Computer vision is becoming a giant of technology companies, enabling machines to speed up operations and accomplish tasks that can only be done by humans.
A few months ago, eBay announced that it would add new search features that would allow users to use existing photos to find similar products, while online apparel retailers ASOS in the fashion field to get involved in this. Shutterstock released a new test function last week, users can search according to their own layout stock photos. After a few days, Google Photo app released a new pet image recognition feature.
In short, in the field of computer vision, the development of more and more exciting, but also can see people in the field of artificial intelligence a lot of investment fruitful.
At present, most of the progress of computer vision technology mainly occurs in the field of static images, but we also began to see the results of computer vision technology in the video. For example, the Russian authorities applied to face recognition technology in the nationwide real-time monitoring network. Pornhub is doing similar things, automatically sorting the “adult entertainment” video, including training systems to identify specific sexual pose. In addition, there is a booming autopilot car industry that relies heavily on the machine’s ability to understand real-world behavior.

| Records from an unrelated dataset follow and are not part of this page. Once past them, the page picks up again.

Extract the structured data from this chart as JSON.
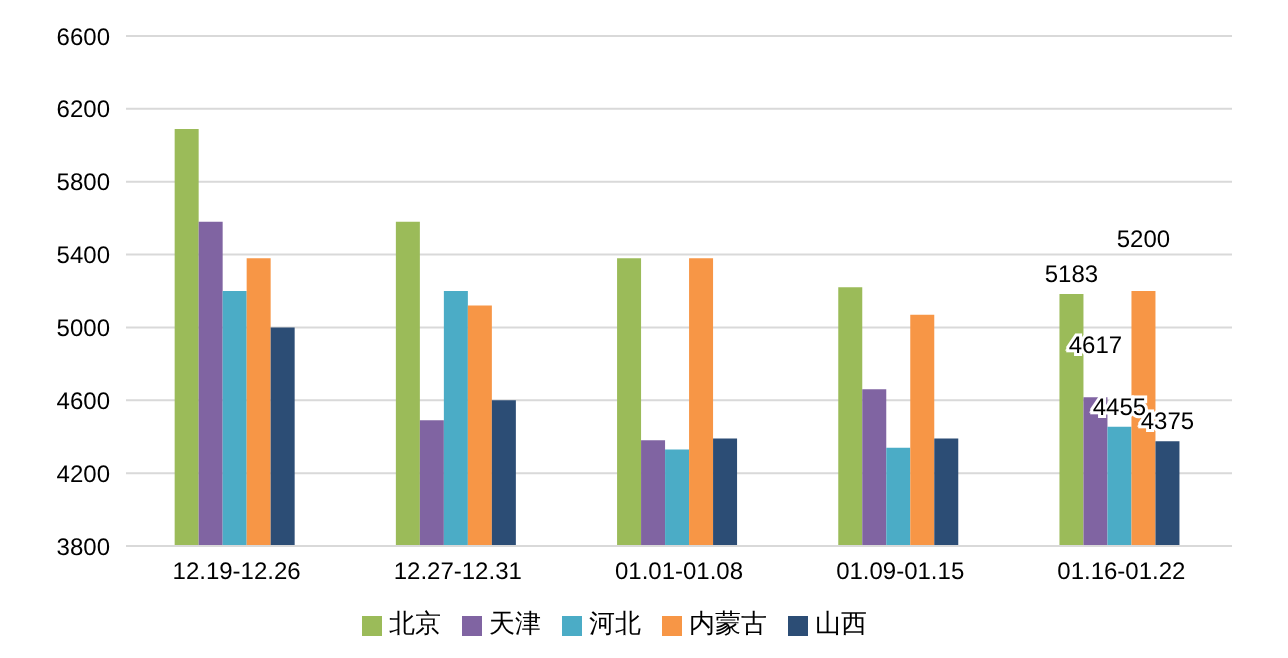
{
  "chart_data": {
    "type": "bar",
    "categories": [
      "12.19-12.26",
      "12.27-12.31",
      "01.01-01.08",
      "01.09-01.15",
      "01.16-01.22"
    ],
    "series": [
      {
        "name": "北京",
        "color": "#9bbb59",
        "values": [
          6090,
          5580,
          5380,
          5220,
          5183
        ],
        "value_labels": [
          null,
          null,
          null,
          null,
          "5183"
        ]
      },
      {
        "name": "天津",
        "color": "#8064a2",
        "values": [
          5580,
          4490,
          4380,
          4660,
          4617
        ],
        "value_labels": [
          null,
          null,
          null,
          null,
          "4617"
        ]
      },
      {
        "name": "河北",
        "color": "#4bacc6",
        "values": [
          5200,
          5200,
          4330,
          4340,
          4455
        ],
        "value_labels": [
          null,
          null,
          null,
          null,
          "4455"
        ]
      },
      {
        "name": "内蒙古",
        "color": "#f79646",
        "values": [
          5380,
          5120,
          5380,
          5070,
          5200
        ],
        "value_labels": [
          null,
          null,
          null,
          null,
          "5200"
        ]
      },
      {
        "name": "山西",
        "color": "#2c4d75",
        "values": [
          5000,
          4600,
          4390,
          4390,
          4375
        ],
        "value_labels": [
          null,
          null,
          null,
          null,
          "4375"
        ]
      }
    ],
    "ylim": [
      3800,
      6600
    ],
    "yticks": [
      3800,
      4200,
      4600,
      5000,
      5400,
      5800,
      6200,
      6600
    ],
    "grid": "y",
    "legend": "bottom"
  }
}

In this context, Google launched a new video database, hoping to promote computer vision to identify images in the behavior of the study. “AVA” is a database of multiple tags, the user can operate in the video sequence.
The difficulty of motion recognition in video is that the complex scenes in the video are intertwined and that multiple actions are also issued by different people at the same time.
Google software engineer Gu Chunhui and David Ross explained in a blog post: “The church machine to identify the image of human behavior is the development of computer vision a major problem, but for personal video search and discovery, sports analysis and gestures Interface and other applications. “Despite the exciting breakthroughs in image classification and finding objects over the past few years, identifying human behavior is still a huge challenge. ”
In essence, AVA is a pile of 80 atomic actions marked YouTube website, and extended to nearly 58,000 video clips, involving a lot of daily activities, such as handshake, kick, hug, kiss, drink, play, walk, etc. Wait.
By opening the database, Google hopes to improve the machine’s “social visual intelligence” so that they can understand what human beings are doing and predict what they will do next.
“We hope that the release of AVA will help improve the development of human behavior recognition systems and have the opportunity to model complex activities based on space-time tags,” the company said.